The islands of Malta have a higher density of UNESCO World Heritage sites than any other nation-state. Many are in the city of Valletta, which was named a European Capital of Culture in 2018. Whether built for ceremonial purposes in Neolithic times or to stave off military invasions during the 16th century, these sites provide remarkable displays of preserved history.
Built by the Knights of Malta in the late 16th century to protect the harbor from land and naval attacks, the largely intact Fort Ricasoli is now closed to the public and only used by the Malta Film Commission for period movies like Gladiator and Troy. Back in 2000, director Ridley Scott set his infamous fight scene here, recreating a third of the Colosseum from plaster and plywood at a cost of $1 million. And in 2004, the fort was used to build the entire city of Troy from the ground up covering 10 acres. Parts of the fort were also used to depict the Red Keep in the first season of the HBO series Game of Thrones.
Fort Saint Elmo
Despite having been built in the late Middle Ages, Fort Saint Elmo didn’t earn its name until 1850, when it was used as British army barracks. The fort also played an important role in World War II, when the Italians launched an attack on the Grand Harbour, and it now houses Malta’s National War Museum and the Malta Police Academy. It’s used for historical reenactments, educational purposes, outdoor movie screenings, and a film set. The fort served to depict a prison in the 1978 Oliver Stone classic Midnight Express and famously doubled as Marseilles in 2002’s The Count of Monte Cristo. More recently, its courtyard was filled with undead masses for Brad Pitt’s zombie drama World War Z.
The fortified city of Mdina was the capital of Malta before the arrival of the Order of Saint John, after which it remained an important—but quiet—place, eventually earning the nickname “the Silent City.” Architecturally, the pedestrian-only town, which can be explored in a few hours, features limestone walls covered in bright bougainvillea, as well as both baroque and medieval facades. In fact, its ornate main gate and moat bridge were featured as King’s Landing in season one, episode three of Game of Thrones (when Catelyn and Rodrik arrive to find out what happened to Bran).
Hagar Qim and Mnajdra Temples
Designated UNESCO World Heritage sites, these two Stonehenge-like structures date back to 3600–3200 B.C.E. but were only excavated in 1839. Both are accessed via the same visitor center, where for €10 you’ll get a ticket and a comprehensive (and highly recommended) audio guide to listen to, as you wander through the small museum and Neolithic temples. While both sites are referred to as temples, it’s still a bit of a mystery as to what, exactly, went on within them, making a visit here feel somewhat eerie. The first building, Hagar Qim, features several megaliths weighing nearly 20 tons that make up different apses, or rooms. Further down a long, narrow road toward the sea sits Mnajdra, where a doorway and decorated blocks mark the position of the rising sun on the autumnal and vernal equinoxes, as well as the summer and winter solstices. Give yourself at least two hours to properly experience the buildings.

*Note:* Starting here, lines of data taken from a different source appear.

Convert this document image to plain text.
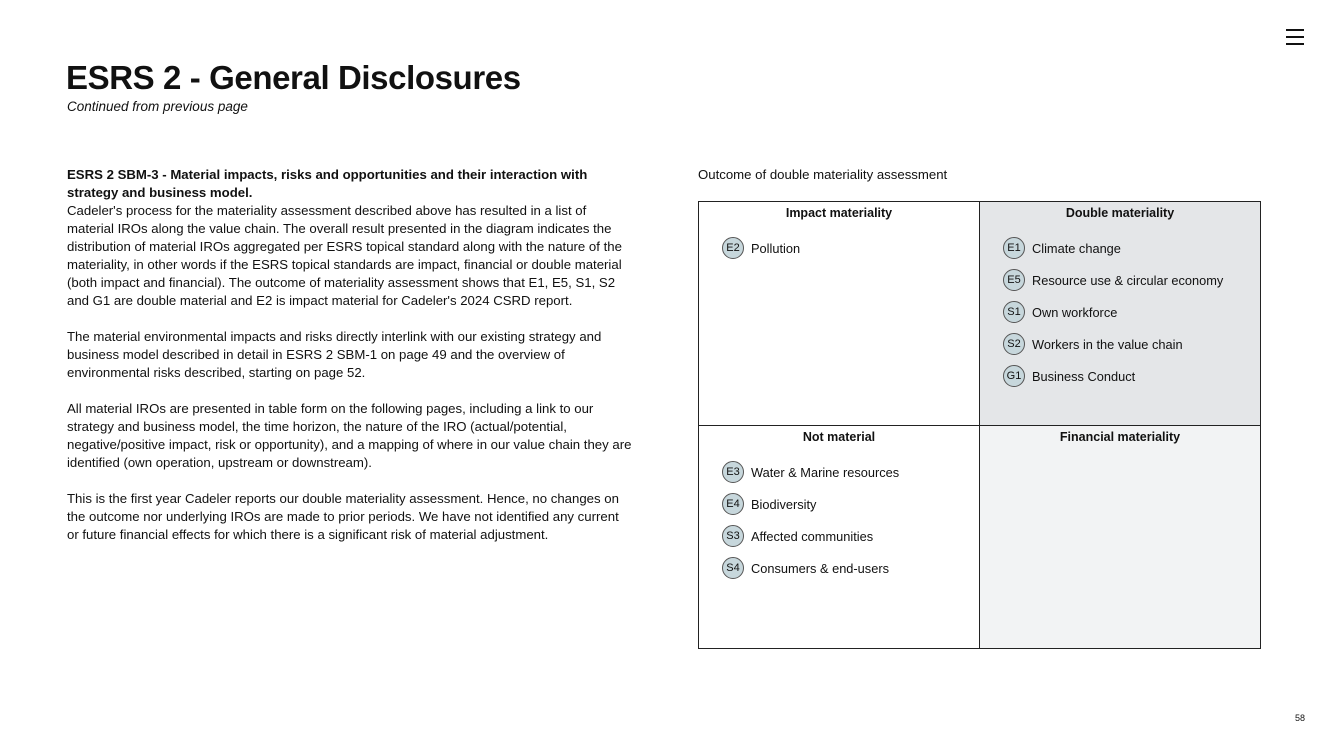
ESRS 2 - General Disclosures
Continued from previous page
ESRS 2 SBM-3 - Material impacts, risks and opportunities and their interaction with strategy and business model.

Cadeler's process for the materiality assessment described above has resulted in a list of material IROs along the value chain. The overall result presented in the diagram indicates the distribution of material IROs aggregated per ESRS topical standard along with the nature of the materiality, in other words if the ESRS topical standards are impact, financial or double material (both impact and financial). The outcome of materiality assessment shows that E1, E5, S1, S2 and G1 are double material and E2 is impact material for Cadeler's 2024 CSRD report.

The material environmental impacts and risks directly interlink with our existing strategy and business model described in detail in ESRS 2 SBM-1 on page 49 and the overview of environmental risks described, starting on page 52.

All material IROs are presented in table form on the following pages, including a link to our strategy and business model, the time horizon, the nature of the IRO (actual/potential, negative/positive impact, risk or opportunity), and a mapping of where in our value chain they are identified (own operation, upstream or downstream).

This is the first year Cadeler reports our double materiality assessment. Hence, no changes on the outcome nor underlying IROs are made to prior periods. We have not identified any current or future financial effects for which there is a significant risk of material adjustment.

Outcome of double materiality assessment
Impact materiality
E2 Pollution
Double materiality
E1 Climate change
E5 Resource use & circular economy
S1 Own workforce
S2 Workers in the value chain
G1 Business Conduct
Not material
E3 Water & Marine resources
E4 Biodiversity
S3 Affected communities
S4 Consumers & end-users
Financial materiality
58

Saint Paul’s Church, Grotto, and Catacombs
Located on the outskirts of Mdina in Rabat, Saint Paul’s Church and Grotto pay homage to the great Paul the Apostle, who, along with 274 others, was shipwrecked just off Malta around 60 C.E. on his way to Rome. Legend has it that he and the other survivors took refuge in a grotto, above which a church and monument were later built in his honor. A few miles away, the catacombs, which represent the earliest evidence of Christianity in Malta, are a labyrinthian set of underground cemeteries that feel like something straight out of Indiana Jones and the Temple of Doom. Covering an area of more than 21,000 square feet, they twist and turn with dozens of hypogea (chambers) once used for burials. It’s a great place to wander on a hot day because it’s cool underground—and only €5 to visit.